Fulacht fia, Curracahill, Co. Cork
Co. Cork |
Settlement Sites
In a pasture field in Curracahill, Co. Cork, the ground quietly holds the remnants of a cooking technology used across Ireland for thousands of years.
The field is known locally as the "big meadow", and it runs along the north side of a stream, which is precisely where you would expect to find a fulacht fia. These are ancient outdoor cooking sites, typically Bronze Age in date, where water was heated by dropping fire-cracked stones into a trough; the shattered, blackened stone accumulated in a horseshoe-shaped mound around the pit, and it is this burnt material that tends to survive.

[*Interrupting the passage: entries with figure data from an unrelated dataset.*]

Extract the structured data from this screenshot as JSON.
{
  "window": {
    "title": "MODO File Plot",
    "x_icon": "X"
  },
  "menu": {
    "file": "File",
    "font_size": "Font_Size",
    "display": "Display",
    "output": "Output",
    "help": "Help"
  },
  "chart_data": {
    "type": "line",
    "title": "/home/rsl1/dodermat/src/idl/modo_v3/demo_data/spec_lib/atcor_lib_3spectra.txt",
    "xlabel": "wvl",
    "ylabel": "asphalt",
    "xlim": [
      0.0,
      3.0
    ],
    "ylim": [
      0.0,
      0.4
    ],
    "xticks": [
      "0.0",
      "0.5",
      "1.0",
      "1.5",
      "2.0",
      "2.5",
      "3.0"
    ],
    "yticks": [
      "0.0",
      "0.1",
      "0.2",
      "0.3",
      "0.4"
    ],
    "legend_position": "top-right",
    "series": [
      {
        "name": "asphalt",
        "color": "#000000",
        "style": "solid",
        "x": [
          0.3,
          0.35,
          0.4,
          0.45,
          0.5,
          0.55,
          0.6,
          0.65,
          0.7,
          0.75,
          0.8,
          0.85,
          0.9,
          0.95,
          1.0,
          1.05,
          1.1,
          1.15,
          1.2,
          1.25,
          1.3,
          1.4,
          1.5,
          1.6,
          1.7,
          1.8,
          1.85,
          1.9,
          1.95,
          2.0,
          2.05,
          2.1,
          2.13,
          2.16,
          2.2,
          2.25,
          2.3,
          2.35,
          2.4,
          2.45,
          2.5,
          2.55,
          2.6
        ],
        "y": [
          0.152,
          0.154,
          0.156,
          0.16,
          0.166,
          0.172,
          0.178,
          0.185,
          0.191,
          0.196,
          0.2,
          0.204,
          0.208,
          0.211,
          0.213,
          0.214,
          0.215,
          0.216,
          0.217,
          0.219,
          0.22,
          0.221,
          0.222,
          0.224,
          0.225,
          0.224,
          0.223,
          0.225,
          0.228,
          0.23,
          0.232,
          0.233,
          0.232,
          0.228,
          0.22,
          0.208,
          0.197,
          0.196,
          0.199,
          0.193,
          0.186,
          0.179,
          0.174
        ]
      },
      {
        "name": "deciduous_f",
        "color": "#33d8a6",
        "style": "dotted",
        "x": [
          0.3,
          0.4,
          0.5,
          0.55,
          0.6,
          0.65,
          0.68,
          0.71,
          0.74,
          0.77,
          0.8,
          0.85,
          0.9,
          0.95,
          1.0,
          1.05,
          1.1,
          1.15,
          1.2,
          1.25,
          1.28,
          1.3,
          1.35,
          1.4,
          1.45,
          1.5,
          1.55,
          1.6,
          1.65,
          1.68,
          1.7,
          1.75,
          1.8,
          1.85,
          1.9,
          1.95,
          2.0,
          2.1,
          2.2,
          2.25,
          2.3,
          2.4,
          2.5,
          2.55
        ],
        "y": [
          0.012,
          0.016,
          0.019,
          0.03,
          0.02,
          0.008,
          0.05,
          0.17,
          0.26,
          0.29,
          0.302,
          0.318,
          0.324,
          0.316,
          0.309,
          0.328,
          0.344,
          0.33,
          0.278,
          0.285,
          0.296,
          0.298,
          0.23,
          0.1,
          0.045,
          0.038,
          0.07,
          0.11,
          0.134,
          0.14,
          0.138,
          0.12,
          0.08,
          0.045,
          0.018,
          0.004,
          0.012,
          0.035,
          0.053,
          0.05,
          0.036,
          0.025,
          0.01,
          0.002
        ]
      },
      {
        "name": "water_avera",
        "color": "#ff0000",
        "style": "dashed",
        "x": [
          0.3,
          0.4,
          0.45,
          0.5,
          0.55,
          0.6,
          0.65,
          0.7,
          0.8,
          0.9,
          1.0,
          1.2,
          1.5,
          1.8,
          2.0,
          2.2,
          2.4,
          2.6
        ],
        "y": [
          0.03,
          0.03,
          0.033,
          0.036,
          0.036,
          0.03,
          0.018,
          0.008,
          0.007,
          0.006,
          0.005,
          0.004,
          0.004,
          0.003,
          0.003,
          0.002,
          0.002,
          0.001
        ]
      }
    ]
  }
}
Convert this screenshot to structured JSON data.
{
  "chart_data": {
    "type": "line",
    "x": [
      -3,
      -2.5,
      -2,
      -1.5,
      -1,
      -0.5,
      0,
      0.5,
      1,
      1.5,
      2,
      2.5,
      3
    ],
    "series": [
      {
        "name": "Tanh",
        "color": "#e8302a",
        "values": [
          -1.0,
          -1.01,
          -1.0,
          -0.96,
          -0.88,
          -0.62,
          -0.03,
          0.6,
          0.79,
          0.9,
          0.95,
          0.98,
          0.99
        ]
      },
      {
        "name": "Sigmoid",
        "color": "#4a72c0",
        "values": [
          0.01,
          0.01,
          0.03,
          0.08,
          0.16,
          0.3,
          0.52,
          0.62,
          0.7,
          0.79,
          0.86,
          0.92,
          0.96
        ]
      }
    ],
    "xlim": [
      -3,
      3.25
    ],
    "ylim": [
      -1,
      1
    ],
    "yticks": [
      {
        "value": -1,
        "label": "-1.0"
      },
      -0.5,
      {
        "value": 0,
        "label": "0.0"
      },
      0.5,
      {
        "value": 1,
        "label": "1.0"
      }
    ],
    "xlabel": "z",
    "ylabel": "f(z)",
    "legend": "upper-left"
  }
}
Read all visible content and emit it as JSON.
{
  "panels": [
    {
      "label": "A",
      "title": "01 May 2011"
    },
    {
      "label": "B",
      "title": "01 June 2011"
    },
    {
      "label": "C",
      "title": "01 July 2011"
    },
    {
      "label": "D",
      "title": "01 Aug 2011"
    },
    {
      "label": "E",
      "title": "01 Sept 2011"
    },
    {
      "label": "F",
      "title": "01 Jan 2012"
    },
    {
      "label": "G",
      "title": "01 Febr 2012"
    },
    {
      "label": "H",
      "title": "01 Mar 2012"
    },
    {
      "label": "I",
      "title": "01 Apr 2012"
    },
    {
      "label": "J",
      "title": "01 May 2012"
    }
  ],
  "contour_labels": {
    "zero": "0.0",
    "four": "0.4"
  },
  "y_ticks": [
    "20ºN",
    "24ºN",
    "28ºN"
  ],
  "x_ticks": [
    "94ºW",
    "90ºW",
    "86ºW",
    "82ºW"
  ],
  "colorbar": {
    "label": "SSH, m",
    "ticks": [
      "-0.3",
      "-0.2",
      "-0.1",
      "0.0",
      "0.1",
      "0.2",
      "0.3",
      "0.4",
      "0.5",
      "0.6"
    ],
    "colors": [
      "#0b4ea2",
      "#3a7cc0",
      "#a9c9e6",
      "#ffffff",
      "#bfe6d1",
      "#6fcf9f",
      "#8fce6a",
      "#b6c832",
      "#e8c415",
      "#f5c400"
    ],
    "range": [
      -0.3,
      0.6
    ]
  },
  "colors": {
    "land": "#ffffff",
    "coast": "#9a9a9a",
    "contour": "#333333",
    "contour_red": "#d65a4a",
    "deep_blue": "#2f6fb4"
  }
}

What survives at Curracahill is slight but telling. Burnt material spreads for roughly seven metres along a field fence running parallel to the stream, and its depth varies considerably, from around fifteen centimetres on the north side of the fence to as much as 1.2 metres on the south side. That variation in depth suggests the mound was once more substantial, and that the fence line cuts across it at an angle. By the time Broker recorded the site in 1937, the structure had already been cleared, the note reading simply that it was "removed long since, traces there still." The site was, in other words, already a ghost of itself nearly ninety years ago, reduced to scorched earth and the faint profile of what had once been a working mound.